Tulisan ini bisa menyebabkan darah tinggi dan emosi yang tak terkendali. Ini murni pendapat saya pribadi. Silakan pergi sebelum kalian sakit hati. :D
Sengaja saya nulis tentang Rina Nose setelah berita tentangnya agak mereda. Karena kalau pas lagi panas-panasnya, takutnya dikira saya mendompleng ketenaran, atau sengaja nyari pageview aja. Haha.. Padahal alasan sebenarnya adalah karena saya baru sempat nulis aja. Harapan saya sih, kalau situasinya sudah agak kondusif, tulisan saya ini bisa diterima dan ditelaah dengan kepala dingin. Nggak pakai emosi lagi.
Emang mau nulis apa sih?
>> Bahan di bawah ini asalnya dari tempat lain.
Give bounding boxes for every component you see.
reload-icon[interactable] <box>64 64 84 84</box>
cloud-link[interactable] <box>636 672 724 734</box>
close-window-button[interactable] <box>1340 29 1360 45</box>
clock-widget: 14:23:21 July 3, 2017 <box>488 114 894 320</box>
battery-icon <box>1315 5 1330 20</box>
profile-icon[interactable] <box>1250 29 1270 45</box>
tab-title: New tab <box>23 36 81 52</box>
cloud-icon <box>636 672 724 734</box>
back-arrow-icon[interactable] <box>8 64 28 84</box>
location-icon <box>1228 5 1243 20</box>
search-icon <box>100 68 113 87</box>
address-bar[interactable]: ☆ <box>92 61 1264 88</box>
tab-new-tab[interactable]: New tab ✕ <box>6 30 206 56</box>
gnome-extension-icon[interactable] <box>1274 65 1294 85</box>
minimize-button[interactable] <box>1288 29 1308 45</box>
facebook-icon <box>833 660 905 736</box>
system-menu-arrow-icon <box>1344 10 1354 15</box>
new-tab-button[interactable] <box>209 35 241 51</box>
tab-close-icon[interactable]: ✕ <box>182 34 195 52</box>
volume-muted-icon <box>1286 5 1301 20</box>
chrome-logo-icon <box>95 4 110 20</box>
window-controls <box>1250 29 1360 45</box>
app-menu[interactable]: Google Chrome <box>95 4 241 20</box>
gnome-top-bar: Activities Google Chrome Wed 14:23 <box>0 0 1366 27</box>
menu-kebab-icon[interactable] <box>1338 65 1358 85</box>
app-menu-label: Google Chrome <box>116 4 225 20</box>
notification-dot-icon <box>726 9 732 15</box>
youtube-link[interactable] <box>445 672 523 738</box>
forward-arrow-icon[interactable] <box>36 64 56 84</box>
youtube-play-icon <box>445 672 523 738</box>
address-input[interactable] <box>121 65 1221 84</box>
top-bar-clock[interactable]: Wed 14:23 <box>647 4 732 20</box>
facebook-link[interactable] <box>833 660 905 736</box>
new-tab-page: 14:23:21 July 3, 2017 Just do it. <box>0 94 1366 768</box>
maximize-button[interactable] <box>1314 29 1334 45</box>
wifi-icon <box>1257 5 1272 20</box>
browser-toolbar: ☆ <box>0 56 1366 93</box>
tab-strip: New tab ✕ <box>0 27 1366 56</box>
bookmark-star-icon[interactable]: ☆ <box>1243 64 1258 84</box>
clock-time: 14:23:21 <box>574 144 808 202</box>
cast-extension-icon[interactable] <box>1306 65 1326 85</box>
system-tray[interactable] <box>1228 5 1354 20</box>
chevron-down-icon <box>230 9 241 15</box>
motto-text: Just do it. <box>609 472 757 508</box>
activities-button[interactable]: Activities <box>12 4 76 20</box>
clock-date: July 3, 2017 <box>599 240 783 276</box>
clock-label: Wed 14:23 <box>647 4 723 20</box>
Kayak penting aja..haha..
Bukannya mau ngaku-ngaku atau apa, tapi saya dan Rina Nose memiliki beberapa persamaan. Apa sajakah itu?
1. Hidung Pesek
Kata ibu, waktu kecil hidung saya pesek parah. Tapi terus tiap hari ditarik-tarik biar mancung, dan katanya sekarang agak mendingan. Padahal semendingan-mendingannya saya sekarang, ya tetep hidungnya tak bertulang. Dan itu nurun ke Amay.
Jadi, misalnya hidung saya atau Amay ditekan dengan tekanan tanpa energi berlebih pun, lubang hidung saya dan Amay bisa benar-benar ketutup. Luar biasa kan? :D
Jadi, misalnya hidung saya atau Amay ditekan dengan tekanan tanpa energi berlebih pun, lubang hidung saya dan Amay bisa benar-benar ketutup. Luar biasa kan? :D
Tapi alhamdulillah, saya mah bersyukur aja dengan bentuk hidung ini. Alhamdulillah masih bisa bernafas to? Malahan suami saya yang hidungnya mancung, beberapa kali mengalami kesialan karena hidungnya nabrak tembok. Haha... *sorry, Pa..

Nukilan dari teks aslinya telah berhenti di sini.